Une pollution invisible au fond des abysses
Dans l’Atlantique nord-est, à plus de 4 000 mètres de profondeur, dorment des milliers de fûts remplis de déchets nucléaires. Pendant presque 50 ans, les grandes puissances ont vu l’océan comme une solution simple pour se débarrasser de la radioactivité. Aujourd’hui, cette époque semble lointaine, mais les traces sont toujours là.
Une pratique longtemps tolérée
De 1946 à 1993, quatorze pays ont utilisé la mer comme décharge nucléaire. Les déchets, souvent à faible ou moyenne activité, étaient enfermés dans des barils étanches puis jetés dans les zones profondes. À cette époque, l’idée semblait logique : l’océan, vaste et stable, serait capable d’absorber la pollution. On sait maintenant que ce choix était risqué.

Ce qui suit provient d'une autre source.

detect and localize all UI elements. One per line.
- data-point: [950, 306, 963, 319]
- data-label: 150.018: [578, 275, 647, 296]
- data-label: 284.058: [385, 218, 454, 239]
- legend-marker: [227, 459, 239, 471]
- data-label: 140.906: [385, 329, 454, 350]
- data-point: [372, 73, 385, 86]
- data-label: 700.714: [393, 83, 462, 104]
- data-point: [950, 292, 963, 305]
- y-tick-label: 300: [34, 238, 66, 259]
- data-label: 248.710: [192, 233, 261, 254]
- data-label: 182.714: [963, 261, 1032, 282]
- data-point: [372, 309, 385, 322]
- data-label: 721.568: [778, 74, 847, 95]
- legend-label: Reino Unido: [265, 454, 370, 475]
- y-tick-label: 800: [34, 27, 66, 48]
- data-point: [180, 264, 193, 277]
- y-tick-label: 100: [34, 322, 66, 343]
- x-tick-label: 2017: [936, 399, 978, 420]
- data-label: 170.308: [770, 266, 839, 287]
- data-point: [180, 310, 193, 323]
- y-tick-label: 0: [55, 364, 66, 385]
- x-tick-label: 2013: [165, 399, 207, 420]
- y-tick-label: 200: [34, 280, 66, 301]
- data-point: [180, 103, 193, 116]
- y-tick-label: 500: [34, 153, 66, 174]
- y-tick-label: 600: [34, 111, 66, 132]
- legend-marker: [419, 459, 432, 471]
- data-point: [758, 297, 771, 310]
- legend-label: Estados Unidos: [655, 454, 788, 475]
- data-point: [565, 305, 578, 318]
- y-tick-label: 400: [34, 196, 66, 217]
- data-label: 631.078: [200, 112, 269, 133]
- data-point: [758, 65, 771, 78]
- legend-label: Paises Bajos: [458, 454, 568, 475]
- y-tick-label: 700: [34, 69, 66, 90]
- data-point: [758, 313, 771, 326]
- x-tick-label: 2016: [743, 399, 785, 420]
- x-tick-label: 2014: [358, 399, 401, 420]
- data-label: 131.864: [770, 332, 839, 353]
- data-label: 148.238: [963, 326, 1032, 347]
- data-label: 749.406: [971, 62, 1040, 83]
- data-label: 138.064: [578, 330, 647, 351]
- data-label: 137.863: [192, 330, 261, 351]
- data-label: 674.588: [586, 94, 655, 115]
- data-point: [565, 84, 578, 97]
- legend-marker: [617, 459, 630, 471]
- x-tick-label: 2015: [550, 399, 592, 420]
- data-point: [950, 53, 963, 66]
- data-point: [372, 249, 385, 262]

Une zone mal connue et difficile d’accès
Les scientifiques ne disposent que de cartes approximatives sur la localisation de ces dépôts. Aucun système de suivi précis n’avait été mis en place. De nombreux documents ont été égarés ou jamais rendus publics. Résultat : personne ne sait où sont précisément les barils, ni dans quel état ils se trouvent aujourd’hui.
Une expédition pour percer les secrets de l’abîme
Pour la première fois, une équipe française va mener une exploration d’envergure. Portée par le CNRS, l’Ifremer et la flotte océanographique nationale, cette mission partira le 16 juin depuis Brest. L’objectif : cartographier la zone, repérer les fûts, et prélever des échantillons autour de ces déchets.
Un robot sous-marin au cœur de la mission
Le robot autonome UlyX est le cerveau et les yeux de l’expédition. Capable de descendre jusqu’à 6 000 mètres, il utilisera des sonars, caméras haute définition et capteurs pour explorer les fonds marins. Il collectera aussi de l’eau, des sédiments et des organismes pour analyser la présence éventuelle de radioactivité.
Une technologie au service de la précision
Grâce à ses outils, UlyX pourra créer une cartographie très fine des zones contaminées. Contrairement aux campagnes passées, cette mission ne travaille plus à l’aveugle. Les chercheurs veulent enfin localiser les barils, évaluer leur état, et identifier les zones à risque potentiel.
Des barils vieillissants et des éléments instables
Les fûts immergés étaient conçus pour durer entre 20 et 25 ans. Ce délai est aujourd’hui largement dépassé. Certains barils sont probablement corrodés ou fissurés. Même si les déchets sont peu radioactifs, certains radionucléides comme le strontium 90 peuvent poser problème en s’intégrant dans la chaîne alimentaire.
Un impact encore mal compris
Les chercheurs veulent savoir comment ces substances circulent dans l’eau ou dans les sédiments. Certains éléments peuvent être piégés au fond, d’autres peuvent être absorbé par des poissons ou des invertébrés. Ce travail de terrain est essentiel pour évaluer les conséquences à long terme de cette pollution invisible.
Une démarche transparente et scientifique
Les données recueillies pendant cette mission seront partagées publiquement. Il ne s’agit pas d’accuser ou de juger le passé, mais de comprendre les erreurs et leurs impacts. Une seconde expédition est déjà prévue pour affiner les premiers résultats et mieux évaluer l’état global de cette décharge sous-marine.
Un héritage du siècle nucléaire
Cette mission soulève une question essentielle : que faire des déchets nucléaires à long terme ? Si aujourd’hui l’immersion est interdite, l’héritage reste. Et il oblige à repenser la gestion des déchets, en mer comme sur terre. La science avance, mais les abysses, eux, n’ont rien oublié.